“这纯属误会,我没想过要害他。”
    朱江慌乱起来。
    “误会?你告诉我,你哪里误会了?”
    “姑娘饶命,我以后再也不敢了,再也不敢了!”
    “说,你为什么要陷害他?”
    “我也是听信谗言,那天夜里有一个黑衣人,他知道我窥视将军之位已久,要我去弹劾卫傕,到时候将军之位自然就是我的了。”
    “这个人有何特征?”
    “特征?”
    朱江蒙了,都是一个黑衣人,还能有什么特征?
    “是否中年男子,眼睛狭长?”
    “眼睛怎么样我并不知道,不过声音倒像是一个年轻的男子,绝对不会是中年。
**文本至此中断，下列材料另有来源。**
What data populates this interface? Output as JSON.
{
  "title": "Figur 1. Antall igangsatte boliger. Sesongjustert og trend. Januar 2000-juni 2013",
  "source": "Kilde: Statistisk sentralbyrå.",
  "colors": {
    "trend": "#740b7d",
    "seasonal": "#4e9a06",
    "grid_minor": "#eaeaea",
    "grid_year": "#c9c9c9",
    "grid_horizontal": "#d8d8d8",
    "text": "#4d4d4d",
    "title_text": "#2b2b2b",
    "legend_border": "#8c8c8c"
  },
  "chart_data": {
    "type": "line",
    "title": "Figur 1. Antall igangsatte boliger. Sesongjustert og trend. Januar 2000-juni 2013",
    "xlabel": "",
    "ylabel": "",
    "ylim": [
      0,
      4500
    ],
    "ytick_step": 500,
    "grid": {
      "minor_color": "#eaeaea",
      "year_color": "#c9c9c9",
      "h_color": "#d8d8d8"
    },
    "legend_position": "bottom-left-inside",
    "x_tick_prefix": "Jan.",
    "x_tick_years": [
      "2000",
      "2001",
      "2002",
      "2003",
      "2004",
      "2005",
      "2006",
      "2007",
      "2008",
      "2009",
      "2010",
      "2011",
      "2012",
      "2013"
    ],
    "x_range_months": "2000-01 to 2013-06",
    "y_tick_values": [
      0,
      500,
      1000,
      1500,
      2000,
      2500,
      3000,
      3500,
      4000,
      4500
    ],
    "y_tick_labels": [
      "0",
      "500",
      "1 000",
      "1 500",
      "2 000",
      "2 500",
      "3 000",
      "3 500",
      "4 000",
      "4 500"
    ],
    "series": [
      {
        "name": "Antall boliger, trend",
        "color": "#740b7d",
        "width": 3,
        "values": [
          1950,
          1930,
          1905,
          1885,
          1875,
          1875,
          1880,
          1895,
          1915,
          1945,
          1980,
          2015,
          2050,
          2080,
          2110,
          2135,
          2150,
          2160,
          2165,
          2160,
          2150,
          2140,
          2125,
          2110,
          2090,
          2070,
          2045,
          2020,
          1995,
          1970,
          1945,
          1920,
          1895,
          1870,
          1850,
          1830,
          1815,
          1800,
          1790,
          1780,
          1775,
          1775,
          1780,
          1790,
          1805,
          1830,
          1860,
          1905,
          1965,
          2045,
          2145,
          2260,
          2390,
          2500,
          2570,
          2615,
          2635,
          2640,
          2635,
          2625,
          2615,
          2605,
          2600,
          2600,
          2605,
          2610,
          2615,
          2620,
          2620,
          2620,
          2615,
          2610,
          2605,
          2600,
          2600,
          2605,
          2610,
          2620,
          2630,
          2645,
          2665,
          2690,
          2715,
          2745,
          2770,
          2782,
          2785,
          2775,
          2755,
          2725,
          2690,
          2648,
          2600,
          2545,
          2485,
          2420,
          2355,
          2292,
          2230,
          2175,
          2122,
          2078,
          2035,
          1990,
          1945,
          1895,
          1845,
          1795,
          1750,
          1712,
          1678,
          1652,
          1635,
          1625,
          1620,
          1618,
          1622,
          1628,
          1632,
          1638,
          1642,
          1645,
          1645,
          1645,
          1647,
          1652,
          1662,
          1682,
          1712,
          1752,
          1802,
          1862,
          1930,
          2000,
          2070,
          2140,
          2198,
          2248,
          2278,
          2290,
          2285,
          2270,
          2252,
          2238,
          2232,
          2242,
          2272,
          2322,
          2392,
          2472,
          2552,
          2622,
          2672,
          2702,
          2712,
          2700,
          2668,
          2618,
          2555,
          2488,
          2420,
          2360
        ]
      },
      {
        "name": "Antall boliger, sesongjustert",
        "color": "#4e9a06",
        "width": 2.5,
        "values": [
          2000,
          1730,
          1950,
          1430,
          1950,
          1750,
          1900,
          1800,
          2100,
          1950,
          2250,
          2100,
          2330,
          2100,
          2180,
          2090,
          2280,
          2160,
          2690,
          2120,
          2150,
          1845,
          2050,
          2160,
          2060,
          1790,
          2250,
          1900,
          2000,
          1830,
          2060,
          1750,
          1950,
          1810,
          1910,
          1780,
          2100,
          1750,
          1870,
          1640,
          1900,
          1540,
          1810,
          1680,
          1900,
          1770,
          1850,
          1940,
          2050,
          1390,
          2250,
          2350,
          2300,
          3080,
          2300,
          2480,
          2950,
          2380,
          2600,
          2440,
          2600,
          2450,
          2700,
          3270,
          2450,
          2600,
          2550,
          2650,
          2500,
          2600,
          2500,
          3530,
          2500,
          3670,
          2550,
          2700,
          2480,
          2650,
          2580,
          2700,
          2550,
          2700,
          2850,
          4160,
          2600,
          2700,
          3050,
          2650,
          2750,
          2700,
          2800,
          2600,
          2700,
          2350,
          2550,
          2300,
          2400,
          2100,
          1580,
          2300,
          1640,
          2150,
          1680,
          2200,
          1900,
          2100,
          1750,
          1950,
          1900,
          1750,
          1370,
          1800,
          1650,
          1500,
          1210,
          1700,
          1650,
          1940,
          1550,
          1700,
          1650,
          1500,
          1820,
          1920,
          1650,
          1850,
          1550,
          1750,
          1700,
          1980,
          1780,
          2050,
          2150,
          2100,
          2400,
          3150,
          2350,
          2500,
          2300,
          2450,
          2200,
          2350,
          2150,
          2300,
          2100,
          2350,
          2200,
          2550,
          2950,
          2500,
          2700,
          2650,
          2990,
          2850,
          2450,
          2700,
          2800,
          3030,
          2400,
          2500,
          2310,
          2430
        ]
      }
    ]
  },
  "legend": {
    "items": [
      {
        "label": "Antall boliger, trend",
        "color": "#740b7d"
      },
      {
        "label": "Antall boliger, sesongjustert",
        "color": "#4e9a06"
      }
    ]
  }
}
”
    女子心中明白了几分,眨眼之间消失在朱江面前。
    正当朱江松一口气的时候,将军帐外蜂拥而进一群士兵,一窝蜂上前将他捆绑住。
    “你们干什么?竟然敢以下犯上!”
    朱江大喊。
    “哼,以下犯上?说的人是你自己吧!”
    二话不说就把朱江五花大绑。
    王凡正坐在花园之中看着息伍的画像发呆,忽见一个蓝衣蒙面女子踏水而来,在湖面泛起一圈圈的涟漪。
    但是她的鞋子、衣裙却未粘上半点水珠。
    突然,女子一伸手,什么东西便像飞镖一般飞过来。
    王凡身手亦不错,当那东西快要命中脑门的时候一伸手,两根手指刚好夹住——是一封信。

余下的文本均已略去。